Arizona Diamondbacks
- Pitcher
- Born: January 3, 2001 (age 25) Lawrenceville, Georgia, U.S.
- Bats: RightThrows: Right

Medals
Men's baseball
Representing United States
U-15 Baseball World Cup
| Bronze medal – third place | 2016 Iwaki | Team |

= Landon Sims =

American baseball player (born 2001)

Landon Thomas Sims (born January 3, 2001) is an American professional baseball pitcher in the Arizona Diamondbacks organization.

==Amateur career==
Sims attended South Forsyth High School in Cumming, Georgia, where he played on the football team as a safety and on the baseball team as a pitcher. As a sophomore in 2017, he went 6-2 with a 2.10 ERA and 58 strikeouts over fifty innings. As a junior, he won ten games while pitching to a 0.90 ERA over 62 innings. Sims went unselected in the 2019 Major League Baseball draft and enrolled at Mississippi State University to play college baseball.

Sims made seven appearances as a freshman on the Mississippi State Bulldogs baseball team in 2020 and compiled a 3.46 ERA before the season was cancelled due to the COVID-19 pandemic. In 2021, he became the team's closer. For the season, he made 25 relief appearances and went 5-0 with a 1.44 ERA, 100 strikeouts, 15 walks and 13 saves over 56 1/3 innings. Sims, alongside Will Bednar, threw a combined one-hitter against the Vanderbilt Commodores in the final game of the 2021 College World Series, leading the Bulldogs to their first ever championship.

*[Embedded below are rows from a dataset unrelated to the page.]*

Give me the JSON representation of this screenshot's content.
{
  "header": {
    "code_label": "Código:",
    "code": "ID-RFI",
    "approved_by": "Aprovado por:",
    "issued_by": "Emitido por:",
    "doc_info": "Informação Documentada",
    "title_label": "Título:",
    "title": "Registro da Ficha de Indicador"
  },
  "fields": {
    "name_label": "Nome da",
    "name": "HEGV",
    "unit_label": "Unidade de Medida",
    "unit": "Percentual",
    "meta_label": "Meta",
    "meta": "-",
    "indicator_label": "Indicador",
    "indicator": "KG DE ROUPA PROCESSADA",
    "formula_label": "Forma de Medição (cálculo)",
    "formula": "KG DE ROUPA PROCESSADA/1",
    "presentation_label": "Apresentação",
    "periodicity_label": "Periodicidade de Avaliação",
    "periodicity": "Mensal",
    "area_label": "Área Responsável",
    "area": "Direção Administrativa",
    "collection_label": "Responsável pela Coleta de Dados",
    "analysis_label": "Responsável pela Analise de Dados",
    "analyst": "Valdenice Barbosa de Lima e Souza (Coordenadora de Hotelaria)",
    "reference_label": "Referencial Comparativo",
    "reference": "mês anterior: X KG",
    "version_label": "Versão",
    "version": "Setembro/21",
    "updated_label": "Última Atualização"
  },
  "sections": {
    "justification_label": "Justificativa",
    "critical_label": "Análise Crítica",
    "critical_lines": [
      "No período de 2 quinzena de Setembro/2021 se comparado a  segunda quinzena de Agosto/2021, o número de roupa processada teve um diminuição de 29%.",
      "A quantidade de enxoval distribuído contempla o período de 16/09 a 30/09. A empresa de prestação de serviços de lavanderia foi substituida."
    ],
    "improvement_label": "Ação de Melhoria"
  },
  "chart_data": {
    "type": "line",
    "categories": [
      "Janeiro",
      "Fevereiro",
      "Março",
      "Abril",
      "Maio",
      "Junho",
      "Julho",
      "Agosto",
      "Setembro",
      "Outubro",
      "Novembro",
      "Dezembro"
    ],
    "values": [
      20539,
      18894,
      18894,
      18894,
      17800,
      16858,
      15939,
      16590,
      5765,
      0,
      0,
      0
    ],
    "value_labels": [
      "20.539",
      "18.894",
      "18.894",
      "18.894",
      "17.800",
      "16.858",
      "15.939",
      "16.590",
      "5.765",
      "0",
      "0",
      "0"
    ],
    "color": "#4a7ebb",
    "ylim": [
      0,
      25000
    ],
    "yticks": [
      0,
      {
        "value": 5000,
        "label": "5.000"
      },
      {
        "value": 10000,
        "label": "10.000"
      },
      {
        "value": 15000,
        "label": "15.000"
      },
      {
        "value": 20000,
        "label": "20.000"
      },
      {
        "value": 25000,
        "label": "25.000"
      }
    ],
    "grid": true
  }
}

He was named to the USA Baseball National Collegiate Team after the season. Sims entered the 2022 season as a top prospect for the upcoming draft. For the season, he moved into the starting rotation. He was named the team's Opening Day starter and pitched seven innings in which he gave up one earned run, seven hits, no walks, and 13 strikeouts in a 3-0 loss to Long Beach State. On March 4, in a game against the Tulane Green Wave, Sims was removed in the fourth inning due to a right arm injury. On March 14, it was announced that he had torn his ulnar collateral ligament and would undergo Tommy John surgery, forcing him to miss the remainder of the season. Over 15 2/3 innings pitched in 2022, he compiled a 1.15 ERA and 27 strikeouts.

==Professional career==
Sims was selected by the Arizona Diamondbacks with the 34th overall selection of the 2022 Major League Baseball draft. He signed with the team for $2.35 million.

Sims made his professional debut in 2023 during a rehab assignment with the Arizona Complex League Diamondbacks, and was later assigned to the Visalia Rawhide. Over 24 1/3 innings pitched during the season, he went 0-4 with a 5.47 ERA and 28 strikeouts. He was assigned to Visalia to open the 2024 season and was later promoted to the Hillsboro Hops. Over 41 appearances between the two teams, Sims went 4-0 with a 3.07 ERA and 85 strikeouts over 58 2/3 innings. He was assigned to the Amarillo Sod Poodles to open the 2025 season. Sims played the entirety of the season with Amarillo and made 49 relief appearances in which he went 4-2 with 12 saves, 3.63 ERA, and 57 strikeouts across 52 innings.

Sims opened the 2026 season with Amarillo and was promoted to the Reno Aces in June. Across 49 relief appearances between both clubs, he had a 2-5 record, a 4.78 ERA, 45 strikeouts, and nine saves over 58 1/3 innings.